🤖 AI Summary
This study addresses the degradation in pixel-level segmentation performance of barley field weeds in multispectral UAV imagery caused by cross-field, cross-seasonal, and illumination variations. To tackle this challenge, the authors propose VISA, a dual-stream segmentation network that, for the first time, decouples radiometrically calibrated five-band reflectance from vegetation indices and fuses them at native resolution. The architecture integrates residual spectral-spatial attention, windowed self-attention, state space layers, and Slot Attention to significantly enhance robustness in detecting sparse weeds within dense canopies. Evaluated on the newly curated four-year BAWSeg dataset—comprising radiometrically calibrated multispectral orthoimagery with dense annotations—the model achieves a weed IoU of 63.5% and an mIoU of 75.6% with 22.8M parameters, outperforming SegFormer-B1. Notably, it maintains strong generalization, with cross-field and cross-year mIoU scores of 71.2% and 69.2%, respectively.
📝 Abstract
Accurate weed mapping in cereal fields requires pixel-level segmentation from UAV imagery that remains reliable across fields, seasons, and illumination. Existing multispectral pipelines often depend on thresholded vegetation indices, which are brittle under radiometric drift and mixed crop--weed pixels, or on single-stream CNN and Transformer backbones that ingest stacked bands and indices, where radiance cues and normalized index cues interfere and reduce sensitivity to small weed clusters embedded in crop canopies. We propose VISA (Vegetation-Index and Spectral Attention), a two-stream segmentation network that decouples these cues and fuses them at native resolution.

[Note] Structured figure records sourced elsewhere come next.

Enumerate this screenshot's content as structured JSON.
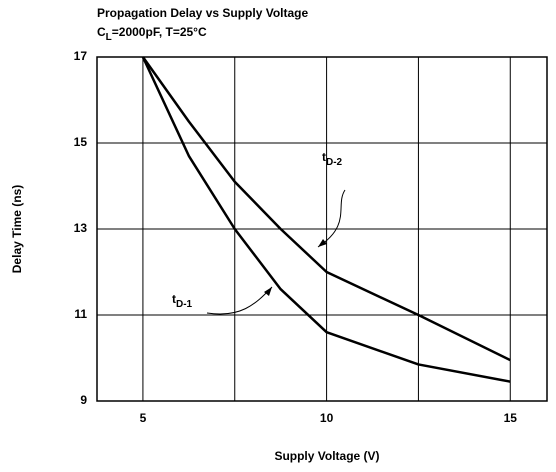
{
  "chart_data": {
    "type": "line",
    "title": "Propagation Delay vs Supply Voltage",
    "subtitle": [
      "C",
      "L",
      "=2000pF, T=25°C"
    ],
    "xlabel": "Supply Voltage (V)",
    "ylabel": "Delay Time (ns)",
    "x": [
      5,
      6.25,
      7.5,
      8.75,
      10,
      12.5,
      15
    ],
    "series": [
      {
        "name": [
          "t",
          "D-1"
        ],
        "color": "#000000",
        "values": [
          17,
          14.7,
          13,
          11.6,
          10.6,
          9.85,
          9.45
        ]
      },
      {
        "name": [
          "t",
          "D-2"
        ],
        "color": "#000000",
        "values": [
          17,
          15.5,
          14.1,
          13.0,
          12,
          11,
          9.95
        ]
      }
    ],
    "xlim": [
      3.75,
      16
    ],
    "ylim": [
      9,
      17
    ],
    "xticks": [
      5,
      10,
      15
    ],
    "xgrid": [
      7.5,
      12.5
    ],
    "yticks": [
      9,
      11,
      13,
      15,
      17
    ],
    "grid": true
  }
}
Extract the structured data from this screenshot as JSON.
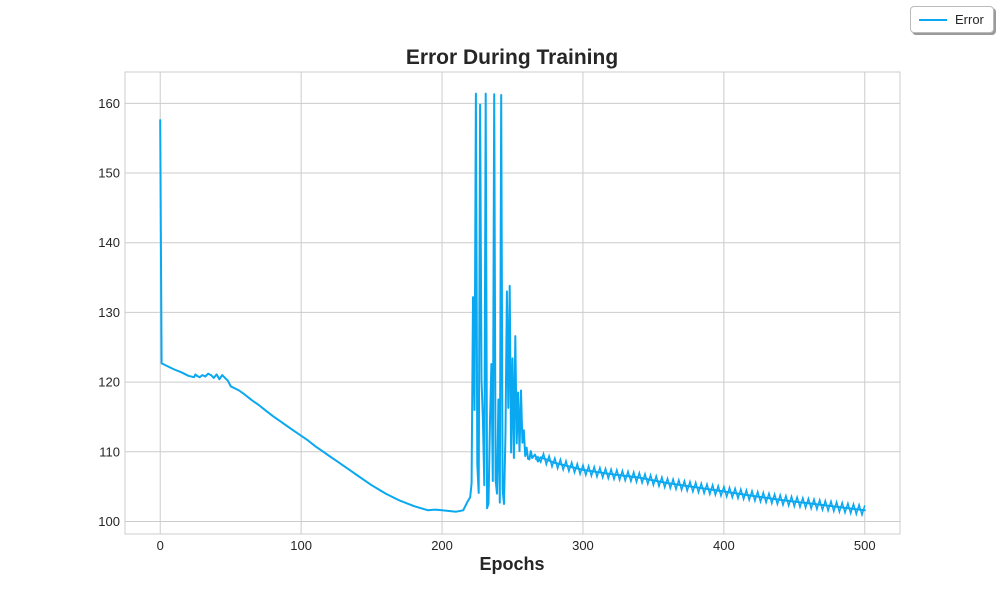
{
  "chart_data": {
    "type": "line",
    "title": "Error During Training",
    "xlabel": "Epochs",
    "ylabel": "",
    "xlim": [
      -25,
      525
    ],
    "ylim": [
      98.2,
      164.5
    ],
    "xticks": [
      0,
      100,
      200,
      300,
      400,
      500
    ],
    "yticks": [
      100,
      110,
      120,
      130,
      140,
      150,
      160
    ],
    "grid": true,
    "legend_position": "top-right (outside axes)",
    "series": [
      {
        "name": "Error",
        "color": "#0aa8f0",
        "x": [
          0,
          1,
          2,
          5,
          10,
          15,
          20,
          24,
          25,
          26,
          28,
          30,
          32,
          34,
          36,
          38,
          40,
          42,
          44,
          46,
          48,
          50,
          53,
          56,
          60,
          65,
          70,
          75,
          80,
          85,
          90,
          95,
          100,
          105,
          110,
          115,
          120,
          125,
          130,
          135,
          140,
          145,
          150,
          155,
          160,
          165,
          170,
          175,
          180,
          185,
          190,
          195,
          200,
          205,
          210,
          215,
          218,
          220,
          221,
          222,
          223,
          224,
          225,
          226,
          227,
          228,
          229,
          230,
          231,
          232,
          233,
          234,
          235,
          236,
          237,
          238,
          239,
          240,
          241,
          242,
          243,
          244,
          245,
          246,
          247,
          248,
          249,
          250,
          251,
          252,
          253,
          254,
          255,
          256,
          257,
          258,
          259,
          260,
          261,
          262,
          263,
          264,
          266,
          268,
          270,
          275,
          280,
          290,
          300,
          320,
          340,
          360,
          380,
          400,
          420,
          440,
          460,
          480,
          500
        ],
        "y": [
          157.6,
          122.7,
          122.6,
          122.3,
          121.8,
          121.4,
          120.9,
          120.7,
          121.1,
          120.9,
          120.7,
          121.0,
          120.8,
          121.2,
          121.0,
          120.6,
          121.1,
          120.4,
          121.0,
          120.6,
          120.2,
          119.4,
          119.1,
          118.8,
          118.2,
          117.4,
          116.7,
          115.9,
          115.1,
          114.4,
          113.7,
          113.0,
          112.3,
          111.6,
          110.8,
          110.1,
          109.4,
          108.7,
          108.0,
          107.3,
          106.6,
          105.9,
          105.2,
          104.6,
          104.0,
          103.5,
          103.0,
          102.6,
          102.2,
          101.9,
          101.6,
          101.7,
          101.6,
          101.5,
          101.4,
          101.6,
          102.8,
          103.5,
          105.5,
          132.2,
          116.0,
          161.4,
          108.2,
          104.1,
          159.8,
          120.3,
          114.6,
          105.2,
          161.4,
          101.9,
          102.6,
          114.5,
          122.6,
          105.8,
          161.3,
          105.9,
          104.0,
          117.5,
          102.7,
          161.2,
          104.6,
          102.5,
          112.8,
          133.0,
          116.3,
          133.8,
          109.9,
          123.4,
          109.1,
          126.6,
          111.2,
          118.5,
          110.1,
          118.8,
          111.3,
          113.1,
          109.4,
          110.6,
          109.0,
          108.9,
          110.1,
          109.1,
          109.6,
          108.6,
          109.2,
          108.8,
          108.4,
          107.9,
          107.4,
          106.8,
          106.3,
          105.5,
          104.9,
          104.3,
          103.7,
          103.1,
          102.6,
          102.1,
          101.6
        ]
      }
    ]
  }
}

The radiance stream learns from calibrated five-band reflectance using residual spectral-spatial attention to preserve fine textures and row boundaries that are attenuated by ratio indices. The index stream operates on vegetation-index maps with windowed self-attention to model local structure efficiently, state-space layers to propagate field-scale context without quadratic attention cost, and Slot Attention to form stable region descriptors that improve discrimination of sparse weeds under canopy mixing. To support supervised training and deployment-oriented evaluation, we introduce BAWSeg, a four-year UAV multispectral dataset collected over commercial barley paddocks in Western Australia, providing radiometrically calibrated blue, green, red, red edge, and near-infrared orthomosaics, derived vegetation indices, and dense crop, weed, and other labels with leakage-free block splits. On BAWSeg, VISA achieves 75.6% mIoU and 63.5% weed IoU with 22.8M parameters, outperforming a multispectral SegFormer-B1 baseline by 1.2 mIoU and 1.9 weed IoU. Under cross-plot and cross-year protocols, VISA maintains 71.2% and 69.2% mIoU, respectively. The BAWSeg data, VISA code, and trained models will be released upon publication.